Despite foreign funds’ inflow and an appreciation in rupee, the Indian equities markets fell yesterday, as heavy selling pressure was witnessed in oil and gas, metal and energy stocks.
Besides, profit-booking and negative global indices ahead of the highly-anticipated speech by British Prime Minister Theresa May on plans for Brexit (Britain’s exit from the European Union), also suppressed the key domestic indices.
In addition, investors were spooked by the cut in India’s growth estimate for the current fiscal year by 1% to 6.6% by the International Monetary Fund (IMF) after the market hours on Monday.
The key indices, which opened on a positive note supported by consensus over the rollout of GST (Goods and Services Tax), ceded their gains and traded on a flat note throughout the day’s trade.
The wider 51-scrip Nifty of the National Stock Exchange (NSE) fell by 14.80 points or 0.18%, to 8,398 points.
The barometer 30-scrip sensitive index (Sensex) of the BSE, which opened at 27,331.82 points, closed at 27,235.66 points – down 52.51 points or 0.19% from the previous close at 27,238.06 points.
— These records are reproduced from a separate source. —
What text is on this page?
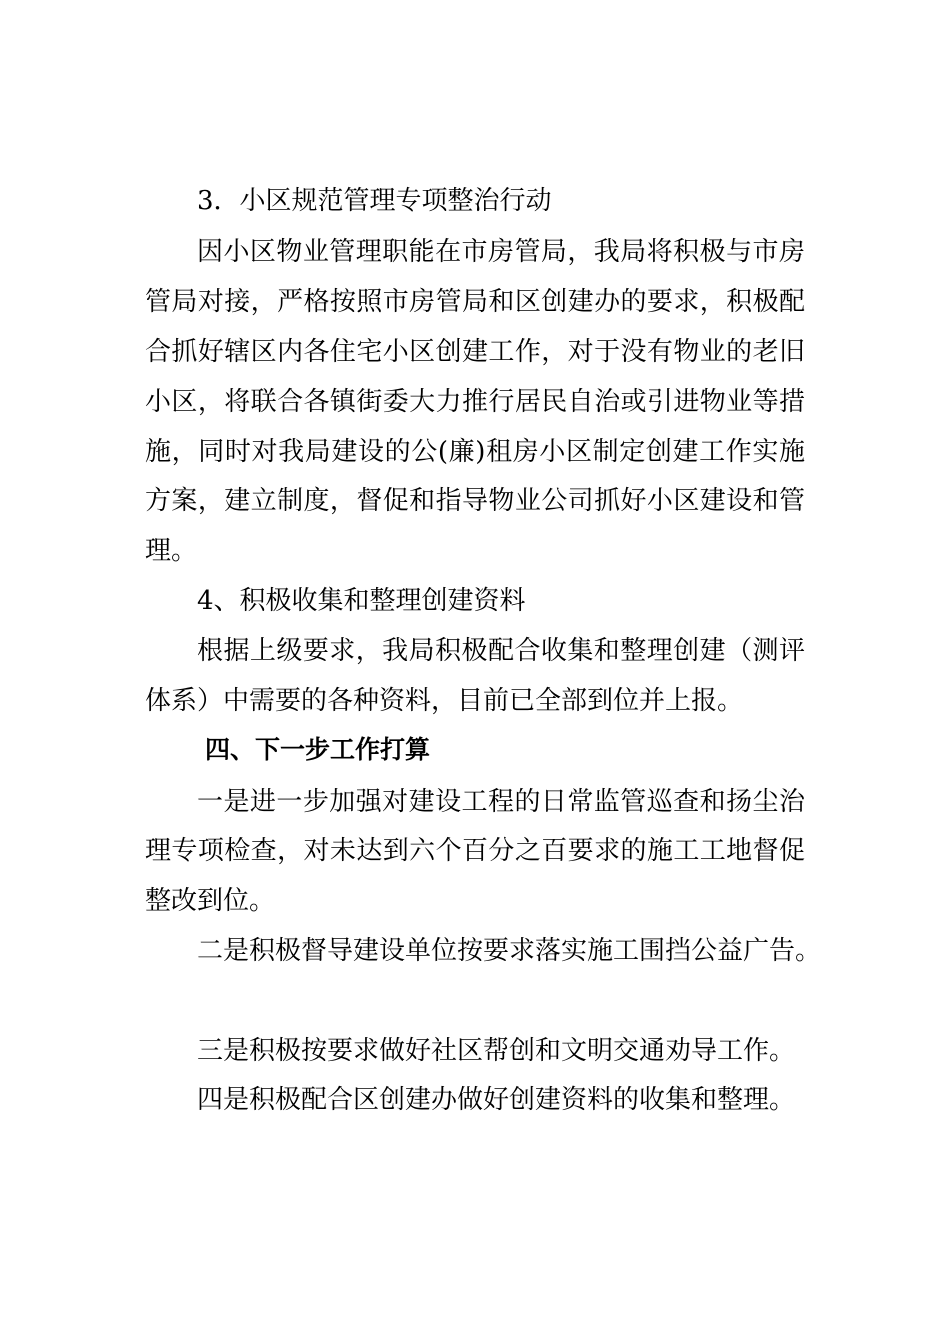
3．小区规范管理专项整治行动
因小区物业管理职能在市房管局，我局将积极与市房
管局对接，严格按照市房管局和区创建办的要求，积极配
合抓好辖区内各住宅小区创建工作，对于没有物业的老旧
小区，将联合各镇街委大力推行居民自治或引进物业等措
施，同时对我局建设的公(廉)租房小区制定创建工作实施
方案，建立制度，督促和指导物业公司抓好小区建设和管
理。
4、积极收集和整理创建资料
根据上级要求，我局积极配合收集和整理创建（测评
体系）中需要的各种资料，目前已全部到位并上报。
四、下一步工作打算
一是进一步加强对建设工程的日常监管巡查和扬尘治
理专项检查，对未达到六个百分之百要求的施工工地督促
整改到位。
二是积极督导建设单位按要求落实施工围挡公益广告。
三是积极按要求做好社区帮创和文明交通劝导工作。
四是积极配合区创建办做好创建资料的收集和整理。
The Sensex touched a high of 27,381.43 points and a low of 27,179.19 points during the intra-day trade.
The BSE market breadth was marginally tilted in favour of the bears – with 1,395 declines and 1,351 advances.
In terms of broader markets, the small-cap index outperformed the benchmark index.
The BSE small-cap index was up 0.33%, whereas the BSE mid-cap index remained unchanged.
On Monday, the benchmark indices closed on a flat-to-positive note on expectations of healthy third-quarter (Q3) results.
The NSE Nifty rose by 12.45 points or 0.15%, to 8,412.80 points, while the BSE Sensex was up 50.11 points or 0.18%.
“Markets ended lower yesterday after a positive opening,” Deepak Jasani, head of retail research at HDFC Securities, told IANS.
However, the Indian rupee strengthened by 16 paise to 67.96 against a US dollar from its previous close of 68.10 to a greenback.
“The Indian rupee made headways against the US dollar. Brexit had made the US dollar weaker, which is why the domestic currency got stronger,” sources said.